Scheduled tasks

Hi

What is the best way to go about creating a service that has access to
my rails environment, but that runs on its own?

My specific problem is creating a process that runs in the background
and updates certain models every 5 minutes. Is there a standard way of
creating something like this?

Thanks
Ryan

  • cron tab and script/runner

  • backgroundrb’s scheduler

  • small ruby daemon with loop with sleep

You can choose what suits you best.

Best regards

Peter De Berdt

I'll chime in a small variant of Peter's suggestions. If you have a
ruby or other program running, you might want to run it from inittab
to keep it running no matter what.

I vote for crontab calling the shots and calling script/runner.

H

Same here, crontabs would be my personal favorite too. It takes a few seconds to start up the rails process, but at least it releases memory again afterwards. Backgroundrb being a persistent process leaked memory for me, which lead to server crashes over time (earlier versions, haven’t tried the last one).

Thanks for the help.

What if I wanted it to constantly be working. For example, monitoring
a database table for jobs to process?

Depending on what you mean exactly, you could use triggers in the database (if the processing can happen there)
http://dev.mysql.com/doc/refman/5.0/en/triggers.html

If you’re talking about your rails app saving something to the db and you want to process it without locking a mongrel or the user, you could use backgroundrb, starling or some other asynchronous processor out there. There’s a chapter devoted to such setups in the excellent Advanced Rails Recipes book.

Best regards

Peter De Berdt

Has anybody used rufus-scheduler? Opinions? I just downloaded it and
am trying to get it to work. I'm somewhat new to rails so the fix is
not obvious.

I need to run a task every 5 minutes that gathers data and adds it to my
database, so the periodic task needs access to ActiveRecord to save
objects.

Steven Line wrote:

Has anybody used rufus-scheduler? Opinions? I just downloaded it and
am trying to get it to work. I'm somewhat new to rails so the fix is
not obvious.

I need to run a task every 5 minutes that gathers data and adds it to my
database, so the periodic task needs access to ActiveRecord to save
objects.

If anybody is interested, here are the errors. It doesn't seem to be
finding an ActiveRecord object it's trying to access:

running incremental_scan:
trigger() caught exception
A copy of QueryController has been removed from the module tree but is
still active!
/usr/lib/ruby/gems/1.8/gems/activesupport-2.0.2/lib/active_support/dependencies.rb:237:in
`load_missing_constant'
/usr/lib/ruby/gems/1.8/gems/activesupport-2.0.2/lib/active_support/dependencies.rb:469:in
`const_missing'
/home/adminline/cvswatch/app/controllers/query_controller.rb:43:in
`incremental_scan'

The QueryController contains a method called incremental_scan.
Incremental_scan is configured to run every 5 minutes. However when the
scheduler calls it, it throws an exception when it tries to do a
.find(1) from an ActiveRecord object.

Steven Line wrote:

Has anybody used rufus-scheduler? Opinions? I just downloaded it and am trying to get it to work. I'm somewhat new to rails so the fix is not obvious.

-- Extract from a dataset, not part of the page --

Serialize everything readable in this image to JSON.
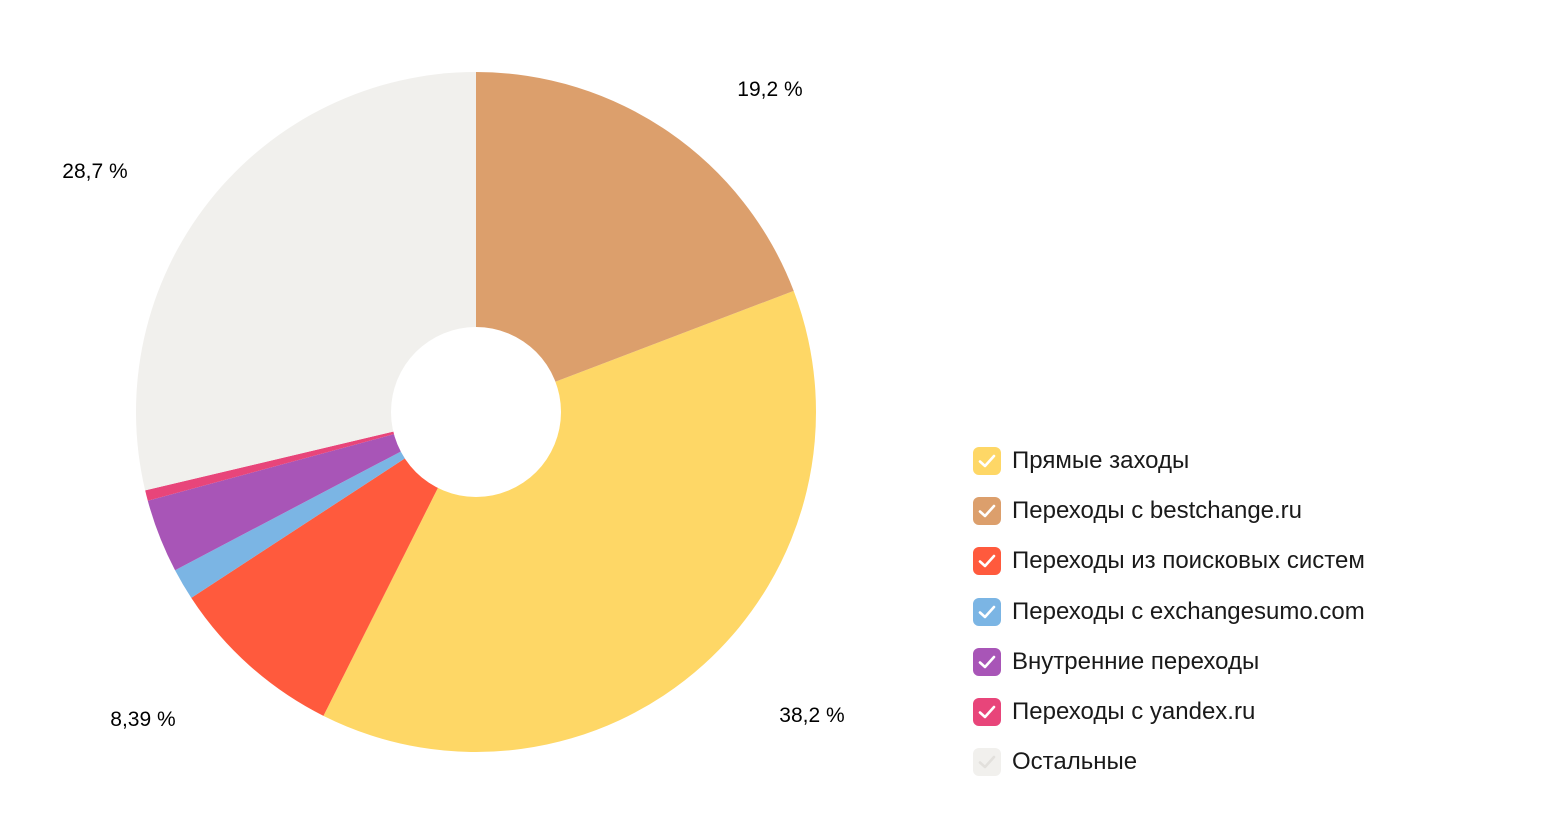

I need to run a task every 5 minutes that gathers data and adds it to my database, so the periodic task needs access to ActiveRecord to save objects.

Yes, I am just in the process of using rufus-scheduler.

To use ActiveRecord models from your rails application you need to bring in the rails environment. Put your script that uses rufus-scheduler in your rails root application directory. Near the top of my little script:

rails_root = File.expand_path(File.join(File.dirname(__FILE__)))
RAILS_HOME = rails_root

require RAILS_HOME + '/config/environment'

Then you can use schedules like:

scheduler.schedule_every("1m00s") do
         puts Time.now.to_s + "...popping up every 1 minute..."
         Session.delete_all("updated_at < now()-'20 minutes'::interval")
end

Does this help?

Cheers,
Gary.

Ok, I got it to work using script/runner but first I had to move my
method from my controller to a model and make the methods static.

Thanks.

Steve

Hmm, I doubt that BackgrounDRb itself leaked memory. However with newer
version there is an option to keep scheduled workers not persistent. As
in, your worker will be stared afresh each time schedule is arrived.
Just define your usual configuration file and in worker:

class FooWorker < BackgrounDRb::MetaWorker
  set_worker_name :foo_worker
  reload_on_schedule true
end

IMHO BackgrounDRb has advantage that you can easily monitor status of
your workers. You wouldn't need a separate crontab entry and since
everything is under RAILS_ROOT you can manage it with Capistrano or
Vlad.

Everywhere I look, I see people saying negative things about
backgroundrb, about how it is unstable and is a memory leak or adds a
bunch of hassles. I assume this must have been true some time in the
past (perhaps when backgroundrb was actually using drb).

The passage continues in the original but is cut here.